Global Health Division

The Mission of the Global Health Division is to improve the health outcomes of patients affected by emergencies both outside and within the borders of the United States. This is accomplished through developing a cadre of fellows, residents and medical students with the skills and tools to help build better systems of care for patients with acute medical needs. These providers develop a deep understanding of factors that impact health inequities and prevent patients from receiving proper care. The work of the division is through partnership with ministries of health, governmental and non-governmental agencies, and academic institutions to design, implement, and evaluate programs to decrease inequities, promote social justice and improve the care of patients with emergencies.

The primary focus of the division is Emergency Medicine capacity building in global settings in Latin America, Africa, and Asia. However, faculty within the division have expertise across a broad range of subject matters including travel and tropical medicine and infectious diseases; disaster relief; comprehensive assistance to asylum seekers and torture victims; and the strengthening of emergency medical services to Native American populations in the United States. The division has  over 15 years of experience and growth, and has helped to build capacity in the delivery of emergency services in 17 countries and throughout resource poor geographies in the United States.  

Faculty within the division work with their global, domestic, and local partners, with significant contributions from our fellows, residents, and students, to build capacity through the design and implementation of programs, research, advocacy, policy development and dissemination of lessons learned through peer-reviewed publications, chapters, white papers, and national and global presentations.
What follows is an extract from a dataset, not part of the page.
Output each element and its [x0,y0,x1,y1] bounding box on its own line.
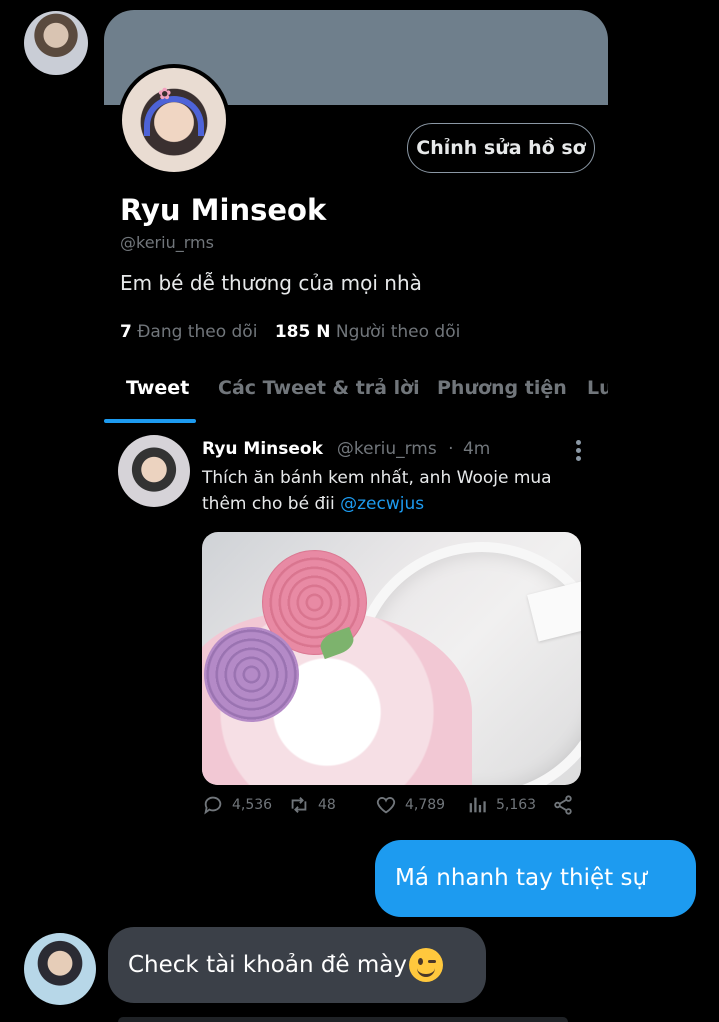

The Division supports a Global Health fellowship and a Global Health Resident Track. The Global Health fellowship was created in 2010 and through 2021 has trained twenty-two fellows, many of whom have gone on to become leaders in the field. The resident track includes a dedicated global health curriculum with monthly case reports and lectures, Global Health Day Lecture Series, and field rotations.
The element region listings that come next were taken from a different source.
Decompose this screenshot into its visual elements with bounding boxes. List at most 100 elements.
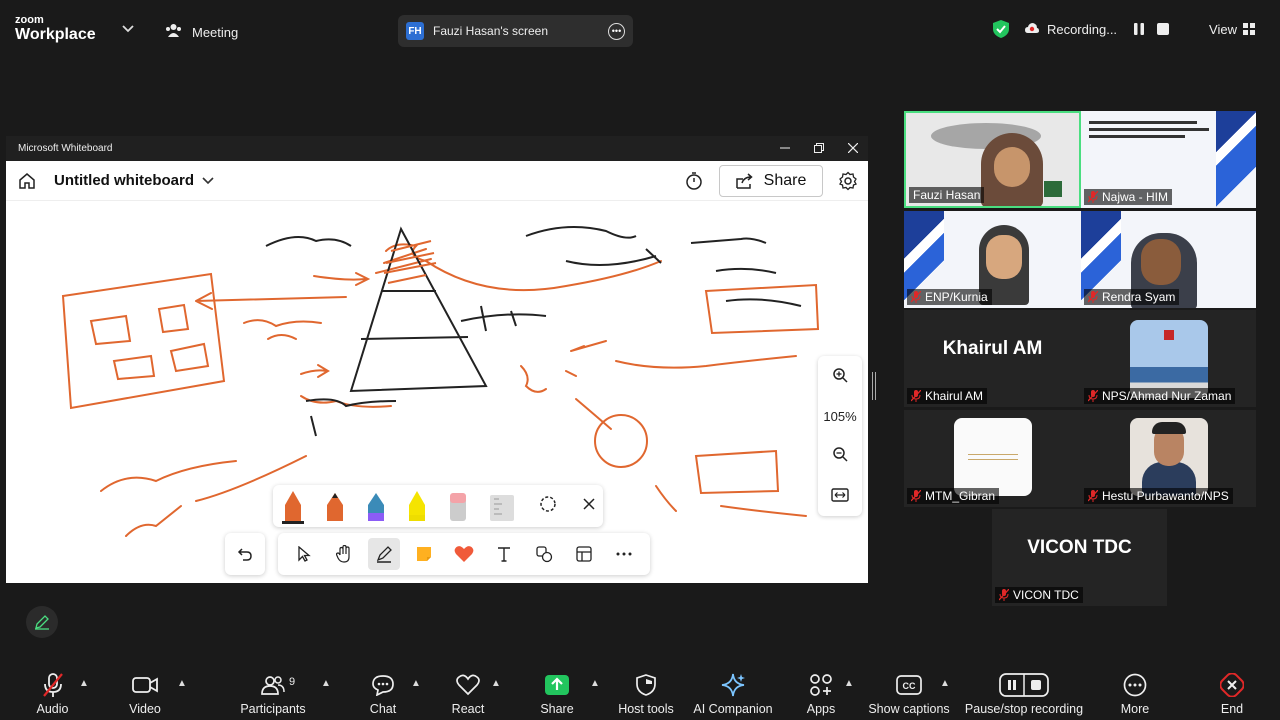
undo-button[interactable] — [225, 533, 265, 575]
participant-name-label: ENP/Kurnia — [907, 289, 992, 305]
more-button[interactable]: More — [1114, 662, 1156, 720]
muted-mic-icon — [1088, 390, 1098, 402]
participant-name-label: Fauzi Hasan — [909, 187, 985, 203]
apps-button[interactable]: Apps — [800, 662, 842, 720]
fit-to-screen-icon[interactable] — [831, 488, 849, 505]
minimize-icon[interactable] — [780, 142, 790, 156]
react-options-caret[interactable]: ▲ — [491, 678, 501, 689]
hand-pan-icon[interactable] — [328, 538, 360, 570]
chat-options-caret[interactable]: ▲ — [411, 678, 421, 689]
face — [986, 235, 1022, 279]
screen-share-pill[interactable]: FH Fauzi Hasan's screen ••• — [398, 15, 633, 47]
participants-options-caret[interactable]: ▲ — [321, 678, 331, 689]
chat-bubble-icon — [371, 672, 395, 698]
templates-icon[interactable] — [568, 538, 600, 570]
pen-tray — [273, 485, 603, 527]
meeting-info-button[interactable]: Meeting — [165, 23, 238, 41]
shield-icon — [636, 672, 656, 698]
whiteboard-name[interactable]: Untitled whiteboard — [54, 172, 194, 189]
window-titlebar: Microsoft Whiteboard — [6, 136, 868, 161]
timer-icon[interactable] — [684, 171, 704, 191]
muted-mic-icon — [911, 390, 921, 402]
logo-badge — [1044, 181, 1062, 197]
apps-options-caret[interactable]: ▲ — [844, 678, 854, 689]
screen-share-label: Fauzi Hasan's screen — [433, 24, 549, 38]
resize-handle[interactable] — [872, 372, 876, 400]
participant-tile[interactable]: Najwa - HIM — [1081, 111, 1256, 208]
flag-icon — [1163, 330, 1174, 340]
svg-text:CC: CC — [903, 681, 916, 691]
restore-icon[interactable] — [814, 142, 824, 156]
pencil-icon — [35, 615, 49, 630]
participant-tile[interactable]: Fauzi Hasan — [904, 111, 1081, 208]
participant-tile[interactable]: Hestu Purbawanto/NPS — [1081, 410, 1256, 507]
participants-button[interactable]: Participants — [238, 662, 308, 720]
participant-tile[interactable]: Rendra Syam — [1081, 211, 1256, 308]
participant-name: VICON TDC — [1013, 588, 1079, 602]
pen-orange-thick[interactable] — [282, 491, 304, 524]
participant-tile[interactable]: Khairul AM Khairul AM — [904, 310, 1081, 407]
share-options-caret[interactable]: ▲ — [590, 678, 600, 689]
more-options-icon[interactable]: ••• — [608, 22, 625, 40]
shapes-icon[interactable] — [528, 538, 560, 570]
show-captions-label: Show captions — [868, 702, 950, 716]
sticky-note-icon[interactable] — [408, 538, 440, 570]
participant-tile[interactable]: VICON TDC VICON TDC — [992, 509, 1167, 606]
close-icon[interactable] — [847, 142, 859, 156]
participant-name-label: Rendra Syam — [1084, 289, 1180, 305]
gear-icon[interactable] — [838, 171, 858, 191]
participant-tile[interactable]: ENP/Kurnia — [904, 211, 1081, 308]
participant-tile[interactable]: NPS/Ahmad Nur Zaman — [1081, 310, 1256, 407]
participants-label: Participants — [240, 702, 306, 716]
view-button[interactable]: View — [1209, 22, 1255, 37]
host-tools-button[interactable]: Host tools — [616, 662, 676, 720]
video-button[interactable]: Video — [124, 662, 166, 720]
ai-companion-button[interactable]: AI Companion — [692, 662, 774, 720]
share-screen-button[interactable]: Share — [536, 662, 578, 720]
audio-options-caret[interactable]: ▲ — [79, 678, 89, 689]
react-button[interactable]: React — [446, 662, 490, 720]
lasso-select-icon — [540, 496, 556, 512]
recording-label: Recording... — [1046, 21, 1118, 37]
close-icon — [583, 498, 595, 510]
muted-mic-icon — [1088, 490, 1098, 502]
pen-blue-green — [368, 493, 384, 521]
home-icon[interactable] — [18, 172, 36, 190]
audio-button[interactable]: Audio — [30, 662, 75, 720]
pen-tool-icon[interactable] — [368, 538, 400, 570]
banner-decoration — [1216, 111, 1256, 208]
participants-icon — [261, 672, 285, 698]
more-label: More — [1120, 702, 1150, 716]
pause-recording-icon[interactable] — [1131, 21, 1147, 37]
ruler — [490, 495, 514, 521]
select-arrow-icon[interactable] — [288, 538, 320, 570]
pause-stop-recording-button[interactable]: Pause/stop recording — [964, 662, 1084, 720]
apps-icon — [809, 672, 833, 698]
cloud-record-icon — [1024, 22, 1039, 37]
end-meeting-button[interactable]: End — [1212, 662, 1252, 720]
participant-name: MTM_Gibran — [925, 489, 996, 503]
text-tool-icon[interactable] — [488, 538, 520, 570]
stop-recording-icon[interactable] — [1155, 21, 1171, 37]
zoom-level: 105% — [823, 408, 857, 424]
participant-tile[interactable]: MTM_Gibran — [904, 410, 1081, 507]
chevron-down-icon[interactable] — [202, 174, 214, 188]
captions-options-caret[interactable]: ▲ — [940, 678, 950, 689]
chat-button[interactable]: Chat — [362, 662, 404, 720]
video-options-caret[interactable]: ▲ — [177, 678, 187, 689]
zoom-out-icon[interactable] — [832, 446, 848, 465]
more-icon[interactable] — [608, 538, 640, 570]
reactions-heart-icon[interactable] — [448, 538, 480, 570]
participant-name-label: Hestu Purbawanto/NPS — [1084, 488, 1233, 504]
end-icon — [1220, 672, 1244, 698]
zoom-in-icon[interactable] — [832, 367, 848, 386]
chevron-down-icon[interactable] — [122, 22, 134, 36]
show-captions-button[interactable]: CC Show captions — [868, 662, 950, 720]
end-label: End — [1220, 702, 1244, 716]
whiteboard-share-button[interactable]: Share — [719, 165, 823, 197]
top-bar: zoom Workplace Meeting FH Fauzi Hasan's … — [0, 0, 1280, 62]
whiteboard-toolbar — [278, 533, 650, 575]
cc-icon: CC — [896, 672, 922, 698]
annotate-button[interactable] — [26, 606, 58, 638]
share-label: Share — [763, 172, 807, 189]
The project has ongoing and developing programs in the Dominican Republic, Tanzania, Nepal, India, Native American territories in the Albuquerque and Great Plains Areas, New York City, and the U.S.-Mexico border. Current research within the division include the Serum Markers in Covid-19 (SMAC) Study, Covid-19 International Traveler Sentinel Surveillance (CITrSS) Study, a systematic review of injury mortality in international travelers, and an evaluation of the impact of WHO Basic Emergency Care course on nursing care in Tanzania.